From Democracy Live: Plans to raise off-sales age limit to 21 are defeated

The SNP administration wanted to let local licensing boards ban off-licence sales to under-21s but the move was blocked by Holyrood's health committee.

It is the latest blow to the Scottish government's Alcohol Bill.

Last week, Labour, Lib Dem and Tory MSPs voted to remove a measure setting a minimum price for alcohol.

Opposition MSPs have now said the move to raise the purchase age would discriminate against young people.

Labour committee member Dr Richard Simpson said: "It's unfair if young people are only able to consume alcohol in a pub or restaurant but cannot buy a bottle of wine to have at home while watching the television.

"We're all aware of binge drinking being a problem for some young people but this can't be tackled by discriminating against all young people, even in a specific area."

Dr Simpson also raised concerns that teenagers would travel to neighbouring areas without restrictions, moving the problem somewhere else.

Existing laws should be better used to tackle the issue, he said.

Tory MSP Mary Scanlon and Ross Finnie of the Lib Dems pointed to concerns from the Grocers' Federation that 18-year-olds could still sell alcohol and obtain licences to do so.

Health Secretary Nicola Sturgeon said it was important not to focus solely on young people when tackling alcohol issues.

ALCOHOL BILL - KEY MEASURES

  • Ban on drink promotions
  • Retailers' social responsibility fee
  • Tighter proof of age rules

But she told the committee that 2,000 people under the age of 20 were discharged from hospitals in 2007-08 with an alcohol-related diagnosis.

Other measures in the Alcohol Bill include a ban on drink promotions, a retailers' social responsibility fee and tighter proof of age rules.

But Ms Sturgeon said it was important to see the Alcohol Bill as a series of measures to tackle drink-related problems.

She said: "We should not see any particular initiative as a magic bullet - we need a strong package of measures.
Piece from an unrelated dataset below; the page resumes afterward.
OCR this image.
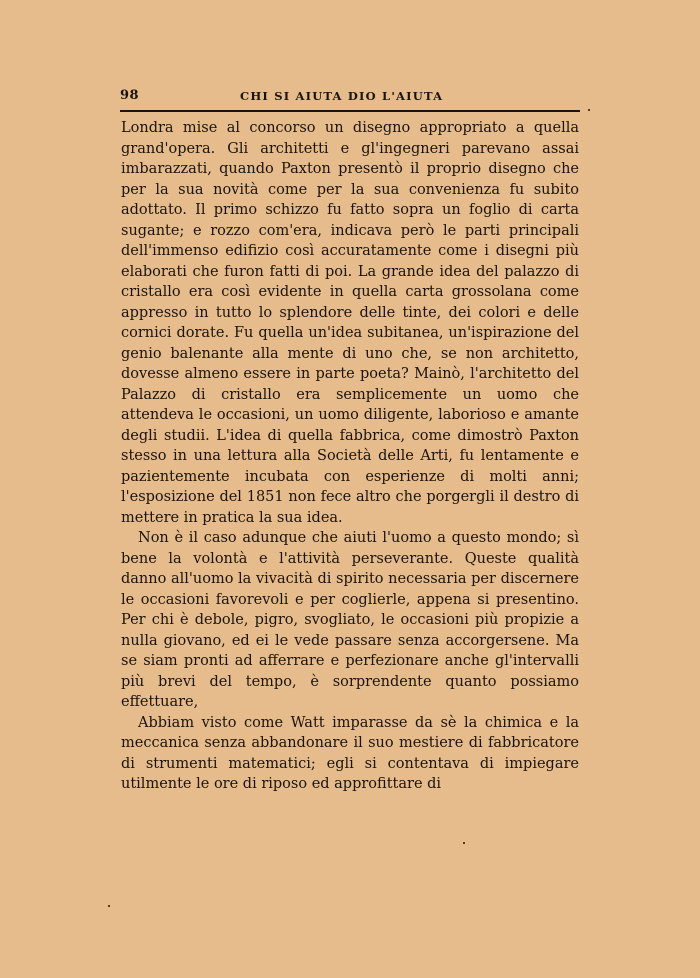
98	CHI SI AIUTA DIO L'AIUTA

Londra mise al concorso un disegno appropriato a quella grand'opera. Gli architetti e gl'ingegneri parevano assai imbarazzati, quando Paxton presentò il proprio disegno che per la sua novità come per la sua convenienza fu subito adottato. Il primo schizzo fu fatto sopra un foglio di carta sugante; e rozzo com'era, indicava però le parti principali dell'immenso edifizio così accuratamente come i disegni più elaborati che furon fatti di poi. La grande idea del palazzo di cristallo era così evidente in quella carta grossolana come appresso in tutto lo splendore delle tinte, dei colori e delle cornici dorate. Fu quella un'idea subitanea, un'ispirazione del genio balenante alla mente di uno che, se non architetto, dovesse almeno essere in parte poeta? Mainò, l'architetto del Palazzo di cristallo era semplicemente un uomo che attendeva le occasioni, un uomo diligente, laborioso e amante degli studii. L'idea di quella fabbrica, come dimostrò Paxton stesso in una lettura alla Società delle Arti, fu lentamente e pazientemente incubata con esperienze di molti anni; l'esposizione del 1851 non fece altro che porgergli il destro di mettere in pratica la sua idea.

Non è il caso adunque che aiuti l'uomo a questo mondo; sì bene la volontà e l'attività perseverante. Queste qualità danno all'uomo la vivacità di spirito necessaria per discernere le occasioni favorevoli e per coglierle, appena si presentino. Per chi è debole, pigro, svogliato, le occasioni più propizie a nulla giovano, ed ei le vede passare senza accorgersene. Ma se siam pronti ad afferrare e perfezionare anche gl'intervalli più brevi del tempo, è sorprendente quanto possiamo effettuare,

Abbiam visto come Watt imparasse da sè la chimica e la meccanica senza abbandonare il suo mestiere di fabbricatore di strumenti matematici; egli si contentava di impiegare utilmente le ore di riposo ed approfittare di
This initiative is simply another tool in the box."

The opposition move was backed by Liam Burns, president of the National Union of Students in Scotland.
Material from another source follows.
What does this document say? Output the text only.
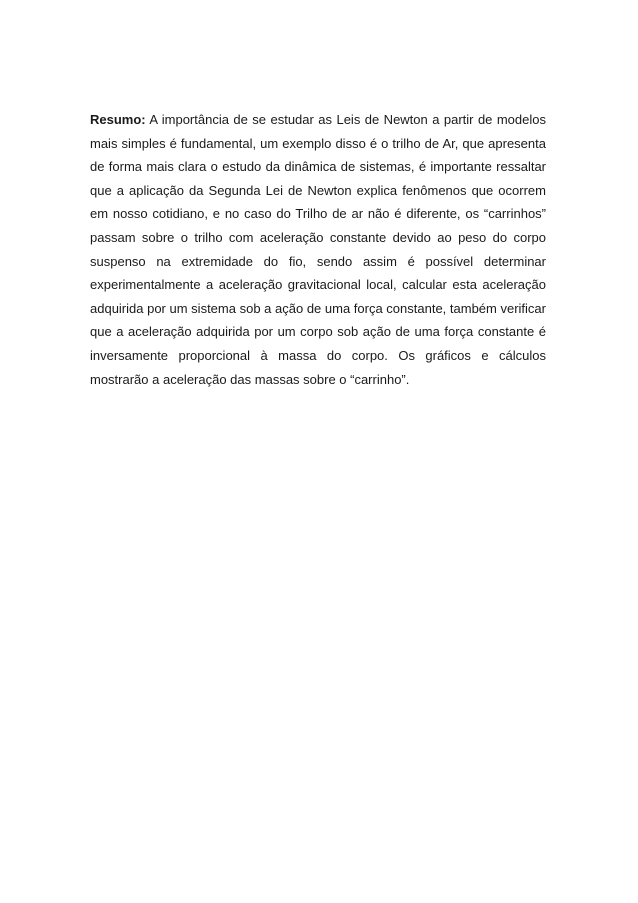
Resumo: A importância de se estudar as Leis de Newton a partir de modelos mais simples é fundamental, um exemplo disso é o trilho de Ar, que apresenta de forma mais clara o estudo da dinâmica de sistemas, é importante ressaltar que a aplicação da Segunda Lei de Newton explica fenômenos que ocorrem em nosso cotidiano, e no caso do Trilho de ar não é diferente, os “carrinhos” passam sobre o trilho com aceleração constante devido ao peso do corpo suspenso na extremidade do fio, sendo assim é possível determinar experimentalmente a aceleração gravitacional local, calcular esta aceleração adquirida por um sistema sob a ação de uma força constante, também verificar que a aceleração adquirida por um corpo sob ação de uma força constante é inversamente proporcional à massa do corpo. Os gráficos e cálculos mostrarão a aceleração das massas sobre o “carrinho”.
He said: "It seems totally wrong that someone could vote, pay taxes and bring up a family but not buy alcohol for their own home."

The SNP has the option of trying to re-insert the measure it when parliament debates the Alcohol Bill at its third and final stage.

The government has already said it will take a similar course of action with its plan to set a minimum price per unit of alcohol at 45p.